Regarding the resolution of the last constitutional complaint field by former president Alberto Fujimori.

by | Jul 18, 2016 | Articles | 0 comments

A propósito de la resolución del último recurso de agravio constitucional planteado por el ex-presidente Alberto Fujimori.
On May 3, the Plenary of the Constitutional Court resolved the last habeas corpus presented by former president Alberto Fujimori, who is serving a 25-year prison sentence for a series of crimes that include aggravated homicide, embezzlement, corruption, etc.

What Mr. Fujimori was specifically requesting was the nullity of the sentence of the Special Criminal Chamber of the Supreme Court that sentenced him to 25 years in prison (as well as the sentence that declared that this sentence was not null), the realization of a new oral trial and that his immediate release be ordered due to the excess of the detention period.
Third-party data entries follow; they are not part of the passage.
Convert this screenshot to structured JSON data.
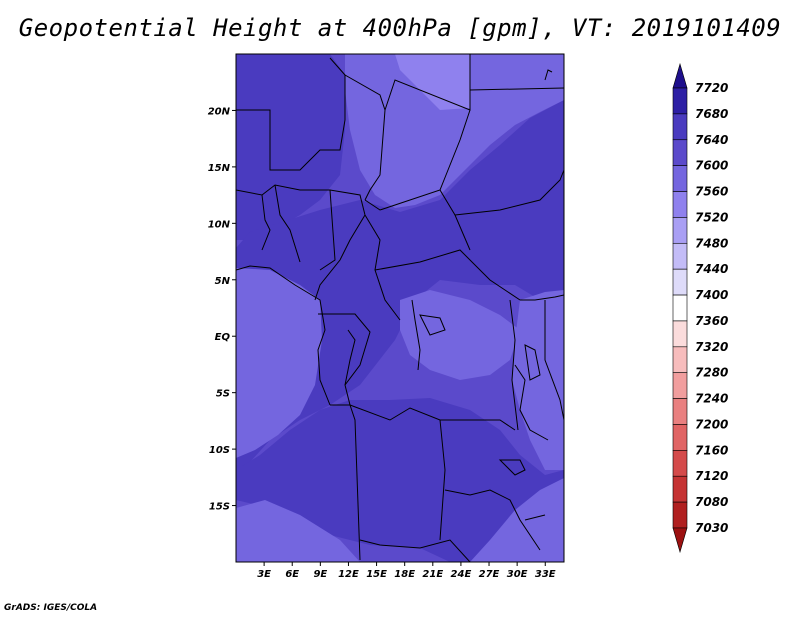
{
  "title": "Geopotential Height at 400hPa [gpm], VT: 2019101409",
  "credit": "GrADS: IGES/COLA",
  "map": {
    "lon_ticks": [
      "3E",
      "6E",
      "9E",
      "12E",
      "15E",
      "18E",
      "21E",
      "24E",
      "27E",
      "30E",
      "33E"
    ],
    "lat_ticks": [
      "20N",
      "15N",
      "10N",
      "5N",
      "EQ",
      "5S",
      "10S",
      "15S"
    ],
    "lon_range": [
      0,
      35
    ],
    "lat_range": [
      -20,
      25
    ],
    "field_colors": {
      "7480_7520": "#8f81ee",
      "7520_7560": "#7466df",
      "7560_7600": "#5b4acb",
      "7600_7640": "#4a3bbf"
    }
  },
  "colorbar": {
    "labels": [
      "7720",
      "7680",
      "7640",
      "7600",
      "7560",
      "7520",
      "7480",
      "7440",
      "7400",
      "7360",
      "7320",
      "7280",
      "7240",
      "7200",
      "7160",
      "7120",
      "7080",
      "7030"
    ],
    "colors": [
      "#1e0f8c",
      "#2d1fa5",
      "#4a3bbf",
      "#5b4acb",
      "#7466df",
      "#8f81ee",
      "#a99ff4",
      "#c3bcf7",
      "#dedbf9",
      "#ffffff",
      "#fbdcdc",
      "#f7bcbc",
      "#f19e9e",
      "#e98080",
      "#e06464",
      "#d44a4a",
      "#c53333",
      "#b01f1f",
      "#9b1010"
    ]
  }
}
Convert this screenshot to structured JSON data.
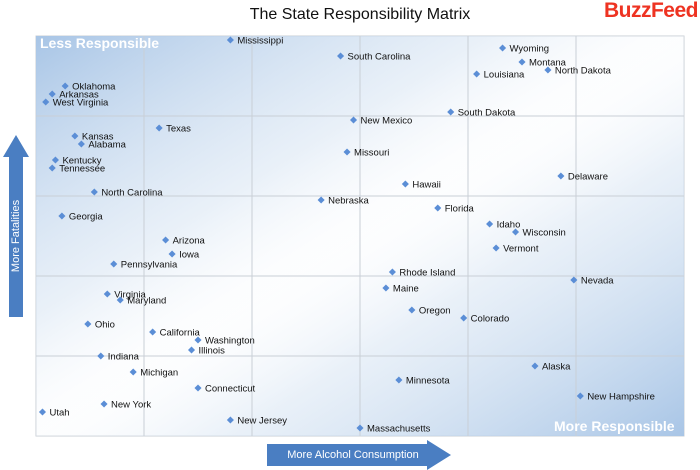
{
  "title": "The State Responsibility Matrix",
  "logo": "BuzzFeed",
  "colors": {
    "marker": "#5b8ed6",
    "grid": "#c9cfd6",
    "arrow": "#4a7ec2",
    "corner_shade": "#bcd2ea",
    "logo": "#ee3322"
  },
  "annotations": {
    "top_left": "Less Responsible",
    "bottom_right": "More Responsible"
  },
  "chart_data": {
    "type": "scatter",
    "title": "The State Responsibility Matrix",
    "xlabel": "More Alcohol Consumption",
    "ylabel": "More Fatalities",
    "xlim": [
      0,
      100
    ],
    "ylim": [
      0,
      100
    ],
    "grid": true,
    "points": [
      {
        "label": "Mississippi",
        "x": 30,
        "y": 99
      },
      {
        "label": "South Carolina",
        "x": 47,
        "y": 95
      },
      {
        "label": "Wyoming",
        "x": 72,
        "y": 97
      },
      {
        "label": "Montana",
        "x": 75,
        "y": 93.5
      },
      {
        "label": "North Dakota",
        "x": 79,
        "y": 91.5
      },
      {
        "label": "Louisiana",
        "x": 68,
        "y": 90.5
      },
      {
        "label": "South Dakota",
        "x": 64,
        "y": 81
      },
      {
        "label": "Oklahoma",
        "x": 4.5,
        "y": 87.5
      },
      {
        "label": "Arkansas",
        "x": 2.5,
        "y": 85.5
      },
      {
        "label": "West Virginia",
        "x": 1.5,
        "y": 83.5
      },
      {
        "label": "New Mexico",
        "x": 49,
        "y": 79
      },
      {
        "label": "Texas",
        "x": 19,
        "y": 77
      },
      {
        "label": "Kansas",
        "x": 6,
        "y": 75
      },
      {
        "label": "Alabama",
        "x": 7,
        "y": 73
      },
      {
        "label": "Missouri",
        "x": 48,
        "y": 71
      },
      {
        "label": "Kentucky",
        "x": 3,
        "y": 69
      },
      {
        "label": "Tennessee",
        "x": 2.5,
        "y": 67
      },
      {
        "label": "Delaware",
        "x": 81,
        "y": 65
      },
      {
        "label": "Hawaii",
        "x": 57,
        "y": 63
      },
      {
        "label": "North Carolina",
        "x": 9,
        "y": 61
      },
      {
        "label": "Nebraska",
        "x": 44,
        "y": 59
      },
      {
        "label": "Florida",
        "x": 62,
        "y": 57
      },
      {
        "label": "Georgia",
        "x": 4,
        "y": 55
      },
      {
        "label": "Idaho",
        "x": 70,
        "y": 53
      },
      {
        "label": "Wisconsin",
        "x": 74,
        "y": 51
      },
      {
        "label": "Arizona",
        "x": 20,
        "y": 49
      },
      {
        "label": "Vermont",
        "x": 71,
        "y": 47
      },
      {
        "label": "Iowa",
        "x": 21,
        "y": 45.5
      },
      {
        "label": "Pennsylvania",
        "x": 12,
        "y": 43
      },
      {
        "label": "Rhode Island",
        "x": 55,
        "y": 41
      },
      {
        "label": "Nevada",
        "x": 83,
        "y": 39
      },
      {
        "label": "Maine",
        "x": 54,
        "y": 37
      },
      {
        "label": "Virginia",
        "x": 11,
        "y": 35.5
      },
      {
        "label": "Maryland",
        "x": 13,
        "y": 34
      },
      {
        "label": "Oregon",
        "x": 58,
        "y": 31.5
      },
      {
        "label": "Colorado",
        "x": 66,
        "y": 29.5
      },
      {
        "label": "Ohio",
        "x": 8,
        "y": 28
      },
      {
        "label": "California",
        "x": 18,
        "y": 26
      },
      {
        "label": "Washington",
        "x": 25,
        "y": 24
      },
      {
        "label": "Illinois",
        "x": 24,
        "y": 21.5
      },
      {
        "label": "Indiana",
        "x": 10,
        "y": 20
      },
      {
        "label": "Alaska",
        "x": 77,
        "y": 17.5
      },
      {
        "label": "Michigan",
        "x": 15,
        "y": 16
      },
      {
        "label": "Minnesota",
        "x": 56,
        "y": 14
      },
      {
        "label": "Connecticut",
        "x": 25,
        "y": 12
      },
      {
        "label": "New Hampshire",
        "x": 84,
        "y": 10
      },
      {
        "label": "New York",
        "x": 10.5,
        "y": 8
      },
      {
        "label": "Utah",
        "x": 1,
        "y": 6
      },
      {
        "label": "New Jersey",
        "x": 30,
        "y": 4
      },
      {
        "label": "Massachusetts",
        "x": 50,
        "y": 2
      }
    ]
  }
}
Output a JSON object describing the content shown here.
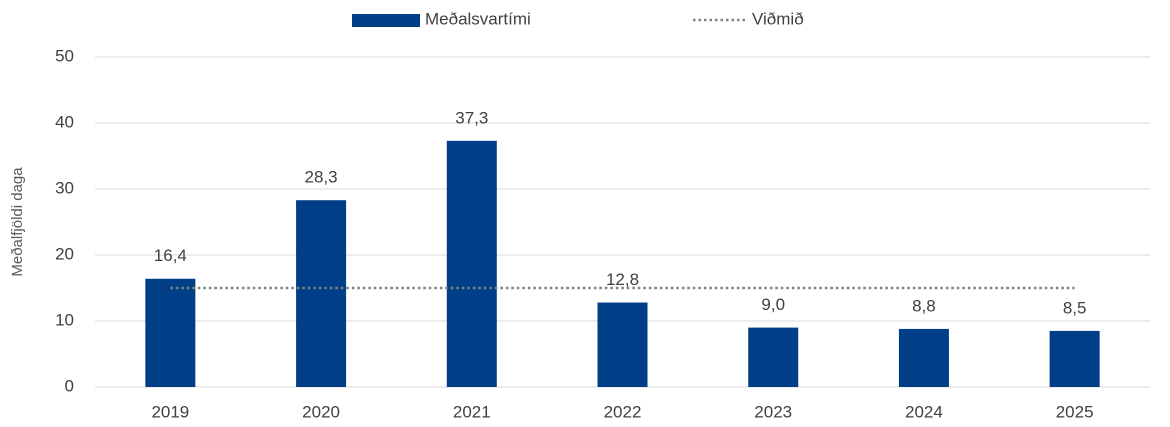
{
  "chart_data": {
    "type": "bar",
    "ylabel": "Meðalfjöldi daga",
    "categories": [
      "2019",
      "2020",
      "2021",
      "2022",
      "2023",
      "2024",
      "2025"
    ],
    "series": [
      {
        "name": "Meðalsvartími",
        "type": "bar",
        "color": "#003f87",
        "values": [
          16.4,
          28.3,
          37.3,
          12.8,
          9.0,
          8.8,
          8.5
        ],
        "value_labels": [
          "16,4",
          "28,3",
          "37,3",
          "12,8",
          "9,0",
          "8,8",
          "8,5"
        ]
      },
      {
        "name": "Viðmið",
        "type": "line",
        "color": "#808080",
        "dash": "dotted",
        "values": [
          15,
          15,
          15,
          15,
          15,
          15,
          15
        ]
      }
    ],
    "ylim": [
      0,
      50
    ],
    "yticks": [
      0,
      10,
      20,
      30,
      40,
      50
    ],
    "grid": true,
    "legend": "top"
  }
}
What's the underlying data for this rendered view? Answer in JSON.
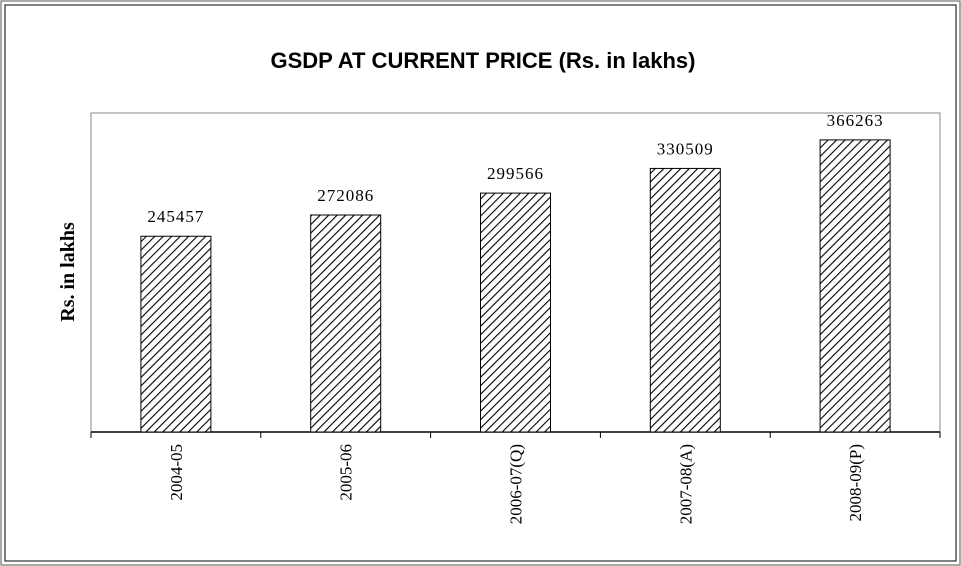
{
  "chart_data": {
    "type": "bar",
    "title": "GSDP AT CURRENT PRICE (Rs. in lakhs)",
    "y_label": "Rs. in lakhs",
    "categories": [
      "2004-05",
      "2005-06",
      "2006-07(Q)",
      "2007-08(A)",
      "2008-09(P)"
    ],
    "values": [
      245457,
      272086,
      299566,
      330509,
      366263
    ],
    "color": "#000000",
    "ylim": [
      0,
      400000
    ],
    "grid": false
  }
}
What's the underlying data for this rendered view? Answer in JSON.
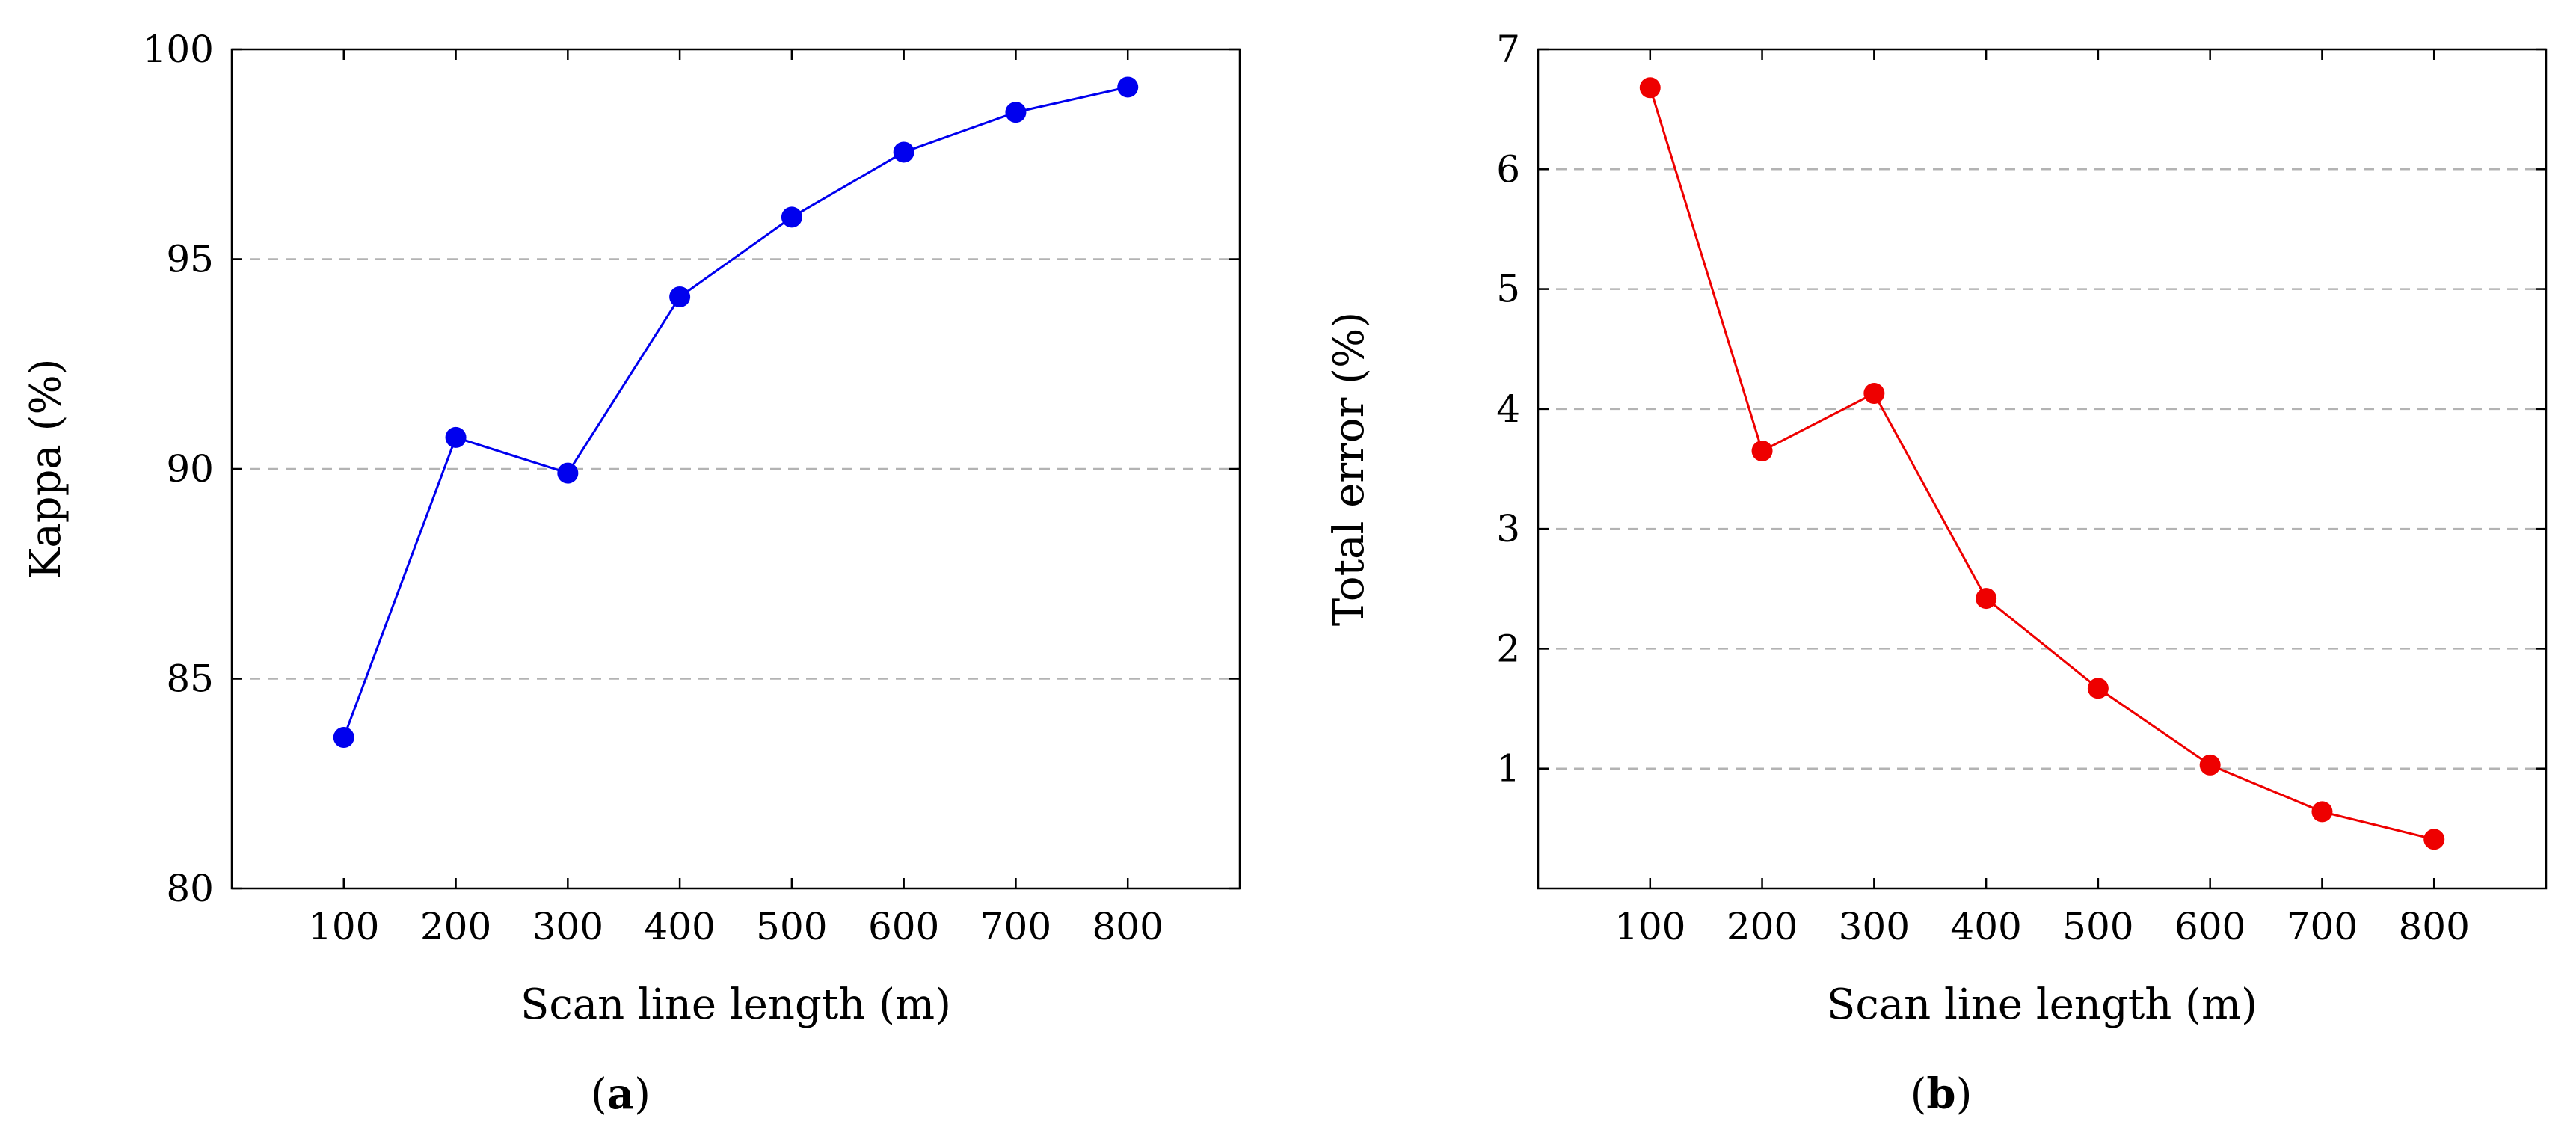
{
  "chart_data": [
    {
      "type": "line",
      "panel_label": "a",
      "title": "",
      "xlabel": "Scan line length (m)",
      "ylabel": "Kappa (%)",
      "x": [
        100,
        200,
        300,
        400,
        500,
        600,
        700,
        800
      ],
      "xticks": [
        "100",
        "200",
        "300",
        "400",
        "500",
        "600",
        "700",
        "800"
      ],
      "xlim": [
        0,
        900
      ],
      "ylim": [
        80,
        100
      ],
      "yticks": [
        "80",
        "85",
        "90",
        "95",
        "100"
      ],
      "ytick_values": [
        80,
        85,
        90,
        95,
        100
      ],
      "grid": "y-dashed",
      "color": "#0000ee",
      "series": [
        {
          "name": "Kappa",
          "values": [
            83.6,
            90.75,
            89.9,
            94.1,
            96.0,
            97.55,
            98.5,
            99.1
          ]
        }
      ]
    },
    {
      "type": "line",
      "panel_label": "b",
      "title": "",
      "xlabel": "Scan line length (m)",
      "ylabel": "Total error (%)",
      "x": [
        100,
        200,
        300,
        400,
        500,
        600,
        700,
        800
      ],
      "xticks": [
        "100",
        "200",
        "300",
        "400",
        "500",
        "600",
        "700",
        "800"
      ],
      "xlim": [
        0,
        900
      ],
      "ylim": [
        0,
        7
      ],
      "yticks": [
        "1",
        "2",
        "3",
        "4",
        "5",
        "6",
        "7"
      ],
      "ytick_values": [
        1,
        2,
        3,
        4,
        5,
        6,
        7
      ],
      "grid": "y-dashed",
      "color": "#ee0000",
      "series": [
        {
          "name": "Total error",
          "values": [
            6.68,
            3.65,
            4.13,
            2.42,
            1.67,
            1.03,
            0.64,
            0.41
          ]
        }
      ]
    }
  ]
}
In resolving Mr. Fujimori’s request, however, the Constitutional Court, analyzing each argument presented by Mr. Fujimori, determined that the petition was not admissible. Within these considerations, the Court concluded the following:

“(…) the questioning of the provisional nature of the judge who hears and resolves the proceeding does not affect the constitutionally protected content of the right to a judge predetermined by law (…)”. (Legal Ground 10).
“(…) no reasons have been found to conclude that the judges that formed the Special Criminal Chamber had pre conceptions about the case being tried. Nor can we fail to point out that this decision could have been challenged, as in fact it was, before a higher collegiate body, which was composed of five members, (…). Therefore, even if it had been proven that the judge in question had, beyond any doubt, some kind of prejudice or animosity, a situation not proven in the present case, this would not justify, by itself, the annulment of the conviction”. (Legal Ground 38).
Likewise, in relation to the alleged violation of the right of defense, the right to prove and the accusatory principle, the Court determined that these had not been accredited.
On the other hand, a particular argument put forward by Mr. Fujimori was that neither the prosecutor’s accusation nor the considerations contemplated by the Supreme Court of Justice of Chile when resolving the extradition request included accusations of crimes against humanity; a matter that would have made it difficult for him to present suitable evidence to disprove this classification and, furthermore, the possibility of accessing a humanitarian pardon.
In view of this, the Court considered that the classification of the crimes for which Mr. Fujimori was convicted as crimes against humanity is merely declaratory and is related to international duties assumed by the Peruvian State, considering that they come from International Criminal Law and International Human Rights Law and that “they do not support the establishment of criminal responsibility or the application of a sanction different from those recognized in domestic law” (Legal Ground 57).

In this regard, although it is possible to find a correlation between the conducts considered as international crimes and their criminalization in the domestic legal system, the fact is that the contingencies surrounding the classification of crimes as crimes against humanity or not have concrete implications that go beyond their denomination or their imprescriptibility; They may affect the eventual determination of the Peruvian State’s responsibility before international bodies for the crimes committed during the dictatorial governments of former President Fujimori, as well as the possibility of requesting a humanitarian pardon.

Notwithstanding the foregoing, the Court is correct in determining that the reference to crimes against humanity does not violate the principle of not double jeopardy, since, as mentioned above, the conviction of the former president was based on crimes defined in the domestic criminal law.